The central thrust of web services is ease of integration across various platforms. So, if you don't need to allow other new platforms to access your back end applications, web services will cut your performance significantly for no added value. It will also require a considerable revamping of your systems architecture.

Web services definitely have their place within the enterprise; I can even think of a few areas where it would be great to have at my current job. I just don't think it fits everywhere. If you don't need to integrate with other systems beyond what is in use now, why take the performance hit?

I think the days of massive cash outlays on the possibility that you might need a given technology at some point down the road are over. The belts have been tightened for some time now. Even with the economy picking up, I doubt it will ever return to that venture capital feeding frenzy of the late nineties. I also think that is a good thing.

So, as a developer or architect, don't get too rabid on web services as the de facto "way to go". You may find yourself with a hard sell on your hands. If you can sell it, be darn sure that the return on investment is pretty concrete before putting your professional opinion at risk.

Kathy Sierra read my weblog!

You bloggers and web devs out there...you'll get a kick out of this one. You know how you just pop over to your site or weblog on a whim to see how it looks, and you feel like it roughly communicates that you are either really slack or that you probably wear white socks with your sandals? (I used to do the white socks with sandals thing regularly, but my wife put a stop to that.
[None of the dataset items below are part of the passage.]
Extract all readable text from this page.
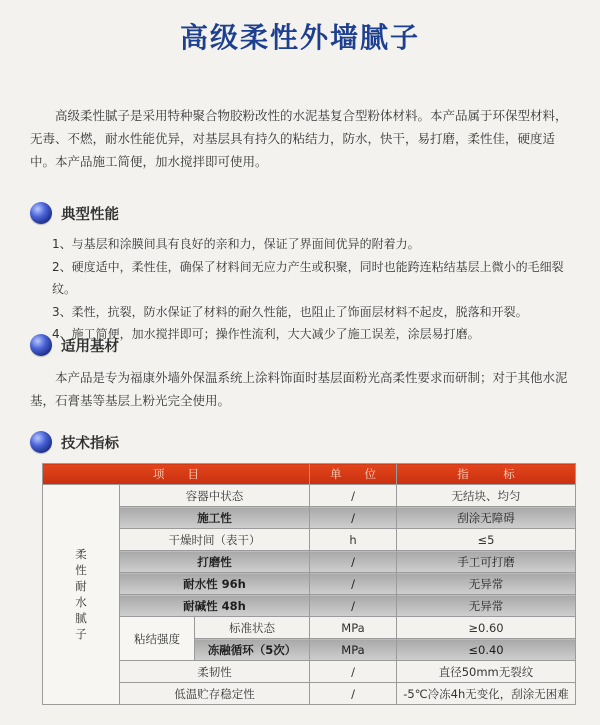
高级柔性外墙腻子
高级柔性腻子是采用特种聚合物胶粉改性的水泥基复合型粉体材料。本产品属于环保型材料，无毒、不燃，耐水性能优异，对基层具有持久的粘结力，防水，快干，易打磨，柔性佳，硬度适中。本产品施工简便，加水搅拌即可使用。
典型性能
1、与基层和涂膜间具有良好的亲和力，保证了界面间优异的附着力。
2、硬度适中，柔性佳，确保了材料间无应力产生或积聚，同时也能跨连粘结基层上微小的毛细裂纹。
3、柔性，抗裂，防水保证了材料的耐久性能，也阻止了饰面层材料不起皮，脱落和开裂。
4、施工简便，加水搅拌即可；操作性流利，大大减少了施工误差，涂层易打磨。
适用基材
本产品是专为福康外墙外保温系统上涂料饰面时基层面粉光高柔性要求而研制；对于其他水泥基，石膏基等基层上粉光完全使用。
技术指标
项　　目			单　　位	指　　　标
柔性耐水腻子	容器中状态		/	无结块、均匀
	施工性		/	刮涂无障碍
	干燥时间（表干）		h	≤5
	打磨性		/	手工可打磨
	耐水性 96h		/	无异常
	耐碱性 48h		/	无异常
	粘结强度	标准状态	MPa	≥0.60
		冻融循环（5次）	MPa	≤0.40
	柔韧性		/	直径50mm无裂纹
	低温贮存稳定性		/	-5℃冷冻4h无变化，刮涂无困难
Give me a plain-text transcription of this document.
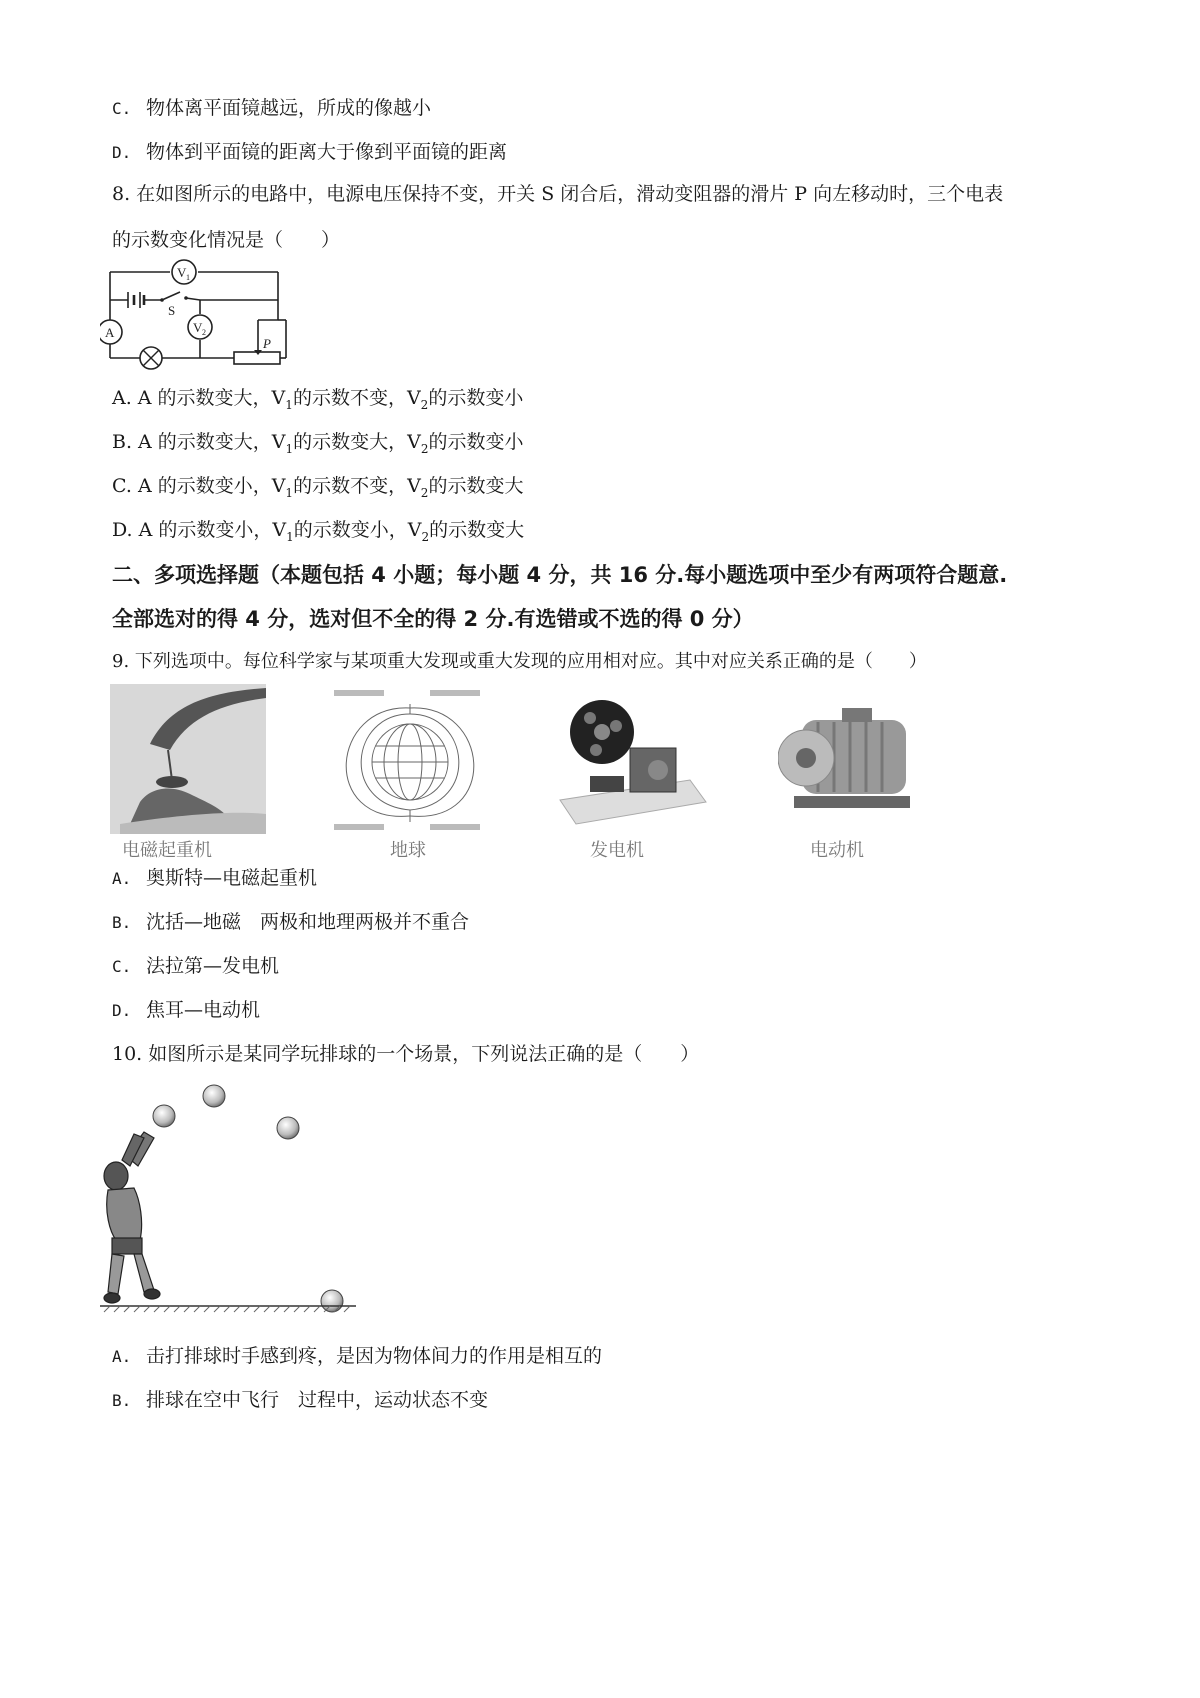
C. 物体离平面镜越远，所成的像越小
D. 物体到平面镜的距离大于像到平面镜的距离
8. 在如图所示的电路中，电源电压保持不变，开关 S 闭合后，滑动变阻器的滑片 P 向左移动时，三个电表
的示数变化情况是（　　）
V 1
V 2
A
S
P
A. A 的示数变大，$V_1$的示数不变，$V_2$的示数变小
B. A 的示数变大，$V_1$的示数变大，$V_2$的示数变小
C. A 的示数变小，$V_1$的示数不变，$V_2$的示数变大
D. A 的示数变小，$V_1$的示数变小，$V_2$的示数变大
二、多项选择题（本题包括 4 小题；每小题 4 分，共 16 分.每小题选项中至少有两项符合题意.
全部选对的得 4 分，选对但不全的得 2 分.有选错或不选的得 0 分）
9. 下列选项中。每位科学家与某项重大发现或重大发现的应用相对应。其中对应关系正确的是（　　）
电磁起重机	地球	发电机	电动机
A. 奥斯特—电磁起重机
B. 沈括—地磁　两极和地理两极并不重合
C. 法拉第—发电机
D. 焦耳—电动机
10. 如图所示是某同学玩排球的一个场景，下列说法正确的是（　　）
A. 击打排球时手感到疼，是因为物体间力的作用是相互的
B. 排球在空中飞行　过程中，运动状态不变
I never knew how many people were bugged by that.)

Well, today was one of my days for taking a look at my sites and saying to myself, "Dude, these look like crap." I messed around with trying to get Meerkat working using the XML-RPC interface (the easy Javascript way seems to have universally crapped out some months ago), but I didn't have enough time before starting work, the work that actually pays my bills. So, I blew it off, worried in the back of my mind that someone important would see it before I could fix things up. The worry diminished as soon as the daily grind kicked in...

Until I checked my email this afternoon. Kathy Sierra had sent me an email. She had read my reply in the long thread that followed her blog post titled "What's so bad about making it easier to learn Java?". Shen then apparently followed the link in the post to my weblog and my site, and took the time to fill out a very nice message on the garish "Contact Us" link on my All Things Computed site.

Procrastination can really bite you in the fanny. Embarrassment over the site's condition and the lack of recent blog posts aside, it was a pretty killer day for me, getting a message from Kathy. I am still thoroughly enjoying the Head First Java book, and I should post an update on my experience with it soon.